The article states that:

  1. A nation state’s economy is also a function and reflection of state of its society. The functioning of any economy is the result of the combined set of exchanges and social institution . Mutual trust and confidence are the bedrock of such social transaction among people that foster economic growth. Our social fabric of trust and confidence is now torn and ruptured. 
  2. There is strong fear and distrust in various agents of economy like entrepreneurs , policy makers and bureaucrats , technological startups , industrialists , bankers and other institutions. This adversely affects the economic transaction in society leading to economic slowdown and stagflation in end. Loss in trust in various institutions and lack of option of grievance resolution reduce risk appetite for undertaking new projects and creating jobs. The toxic combination of pervasive fear , distrust and helplessness is stifling economic activity and hence economic growth. The root case is government’s ” mala fide unless proven otherwise” doctrine of governance.  
  3. India is facing the risk of stagflation – as rising retail inflation along with declining employment and GDP growth. 

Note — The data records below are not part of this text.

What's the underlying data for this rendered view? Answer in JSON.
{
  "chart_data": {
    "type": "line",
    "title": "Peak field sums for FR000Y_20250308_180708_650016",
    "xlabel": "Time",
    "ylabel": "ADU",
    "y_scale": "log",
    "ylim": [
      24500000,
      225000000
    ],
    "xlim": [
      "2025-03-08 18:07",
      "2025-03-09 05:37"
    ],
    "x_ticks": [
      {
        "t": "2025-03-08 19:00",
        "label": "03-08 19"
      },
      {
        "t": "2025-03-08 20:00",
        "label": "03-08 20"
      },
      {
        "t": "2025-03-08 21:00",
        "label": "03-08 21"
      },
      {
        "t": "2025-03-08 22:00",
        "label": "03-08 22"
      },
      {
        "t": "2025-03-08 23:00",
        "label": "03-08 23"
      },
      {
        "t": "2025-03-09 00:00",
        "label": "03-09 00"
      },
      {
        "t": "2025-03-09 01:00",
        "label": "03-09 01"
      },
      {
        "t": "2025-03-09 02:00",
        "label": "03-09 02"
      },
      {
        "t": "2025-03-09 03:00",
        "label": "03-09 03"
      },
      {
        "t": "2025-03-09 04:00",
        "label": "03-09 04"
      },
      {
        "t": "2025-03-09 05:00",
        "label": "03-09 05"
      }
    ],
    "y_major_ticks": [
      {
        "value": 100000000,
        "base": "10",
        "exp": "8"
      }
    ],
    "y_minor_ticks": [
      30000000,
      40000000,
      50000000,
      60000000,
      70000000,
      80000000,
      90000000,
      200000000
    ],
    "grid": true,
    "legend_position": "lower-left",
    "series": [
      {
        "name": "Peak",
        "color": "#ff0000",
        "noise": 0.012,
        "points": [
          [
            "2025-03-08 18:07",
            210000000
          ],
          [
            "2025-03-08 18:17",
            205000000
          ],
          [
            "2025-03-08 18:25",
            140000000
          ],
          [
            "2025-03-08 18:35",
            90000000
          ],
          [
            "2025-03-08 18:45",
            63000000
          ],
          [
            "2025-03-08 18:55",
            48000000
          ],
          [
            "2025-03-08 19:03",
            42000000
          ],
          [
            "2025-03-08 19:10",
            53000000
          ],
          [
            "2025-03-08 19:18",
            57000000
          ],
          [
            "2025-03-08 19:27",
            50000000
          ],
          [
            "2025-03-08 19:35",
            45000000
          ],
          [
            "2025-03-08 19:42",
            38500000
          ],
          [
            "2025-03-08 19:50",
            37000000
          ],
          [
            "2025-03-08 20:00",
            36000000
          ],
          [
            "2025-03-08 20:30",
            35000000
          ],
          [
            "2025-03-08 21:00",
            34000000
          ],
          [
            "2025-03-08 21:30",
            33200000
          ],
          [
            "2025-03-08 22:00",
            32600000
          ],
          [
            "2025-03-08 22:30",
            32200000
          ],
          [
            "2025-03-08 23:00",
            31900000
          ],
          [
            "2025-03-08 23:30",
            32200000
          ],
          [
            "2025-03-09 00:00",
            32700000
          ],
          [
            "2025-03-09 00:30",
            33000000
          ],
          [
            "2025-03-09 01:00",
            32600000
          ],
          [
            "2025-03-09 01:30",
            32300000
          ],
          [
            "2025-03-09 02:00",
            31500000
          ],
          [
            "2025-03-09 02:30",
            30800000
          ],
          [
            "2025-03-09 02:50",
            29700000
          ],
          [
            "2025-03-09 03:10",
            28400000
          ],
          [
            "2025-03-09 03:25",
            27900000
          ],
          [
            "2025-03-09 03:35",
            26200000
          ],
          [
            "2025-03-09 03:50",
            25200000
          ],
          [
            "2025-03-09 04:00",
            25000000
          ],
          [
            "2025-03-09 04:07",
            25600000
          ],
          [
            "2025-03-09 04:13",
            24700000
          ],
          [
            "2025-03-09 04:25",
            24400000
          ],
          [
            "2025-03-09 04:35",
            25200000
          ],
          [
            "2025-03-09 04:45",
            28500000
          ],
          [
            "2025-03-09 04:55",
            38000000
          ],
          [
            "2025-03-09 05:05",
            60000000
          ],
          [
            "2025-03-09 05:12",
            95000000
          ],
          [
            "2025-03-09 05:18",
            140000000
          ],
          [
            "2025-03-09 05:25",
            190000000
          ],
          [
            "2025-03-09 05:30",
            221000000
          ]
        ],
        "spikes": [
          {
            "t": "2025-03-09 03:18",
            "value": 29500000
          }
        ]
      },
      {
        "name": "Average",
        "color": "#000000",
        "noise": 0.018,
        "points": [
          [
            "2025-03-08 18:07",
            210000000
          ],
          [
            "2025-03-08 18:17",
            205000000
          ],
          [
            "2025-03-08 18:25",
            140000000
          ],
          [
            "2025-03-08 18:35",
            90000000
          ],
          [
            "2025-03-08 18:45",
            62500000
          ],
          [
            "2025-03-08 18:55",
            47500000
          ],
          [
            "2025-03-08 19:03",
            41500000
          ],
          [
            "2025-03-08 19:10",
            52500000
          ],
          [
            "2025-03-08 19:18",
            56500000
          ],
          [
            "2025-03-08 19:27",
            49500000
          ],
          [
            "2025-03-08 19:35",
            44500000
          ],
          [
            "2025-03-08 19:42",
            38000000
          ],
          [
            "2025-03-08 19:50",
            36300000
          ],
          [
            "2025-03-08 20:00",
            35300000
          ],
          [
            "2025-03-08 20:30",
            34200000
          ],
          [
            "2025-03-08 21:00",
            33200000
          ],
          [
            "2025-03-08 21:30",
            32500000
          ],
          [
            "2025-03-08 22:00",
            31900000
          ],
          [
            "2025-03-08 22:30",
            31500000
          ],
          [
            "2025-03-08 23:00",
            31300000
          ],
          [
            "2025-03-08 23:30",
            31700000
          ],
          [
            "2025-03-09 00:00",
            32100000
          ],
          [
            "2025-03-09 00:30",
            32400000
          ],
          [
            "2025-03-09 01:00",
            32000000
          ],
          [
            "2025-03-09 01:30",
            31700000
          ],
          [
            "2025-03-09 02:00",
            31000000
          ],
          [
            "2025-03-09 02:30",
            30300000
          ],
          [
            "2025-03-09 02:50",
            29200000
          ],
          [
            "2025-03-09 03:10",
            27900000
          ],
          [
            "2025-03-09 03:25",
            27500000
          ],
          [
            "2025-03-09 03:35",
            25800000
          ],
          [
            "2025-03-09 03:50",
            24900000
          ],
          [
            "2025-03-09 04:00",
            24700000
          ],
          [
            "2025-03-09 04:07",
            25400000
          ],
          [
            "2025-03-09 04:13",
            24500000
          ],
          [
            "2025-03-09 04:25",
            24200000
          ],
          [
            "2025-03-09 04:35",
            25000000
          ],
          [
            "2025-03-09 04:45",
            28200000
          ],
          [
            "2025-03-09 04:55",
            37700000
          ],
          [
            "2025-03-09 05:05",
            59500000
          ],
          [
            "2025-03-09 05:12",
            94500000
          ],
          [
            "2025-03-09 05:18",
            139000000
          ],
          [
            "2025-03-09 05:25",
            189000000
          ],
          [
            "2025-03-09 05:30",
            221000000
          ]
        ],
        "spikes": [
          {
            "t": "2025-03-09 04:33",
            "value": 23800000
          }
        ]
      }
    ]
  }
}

  4. It is the belief of the author that India’s fragile economic situation calls for the twin policy actions of boosting demand through fiscal policy and reviving private investment through ‘social policy’ by inspiring trust and confidence in the economic participants of our society. Economic participants respond to social and economic incentives, not diktats or coercions or public relations.
  5. India should try to capitalize on the economic situation in the form of declining chinese economy , slowing down of global oil prices and  majority government in center.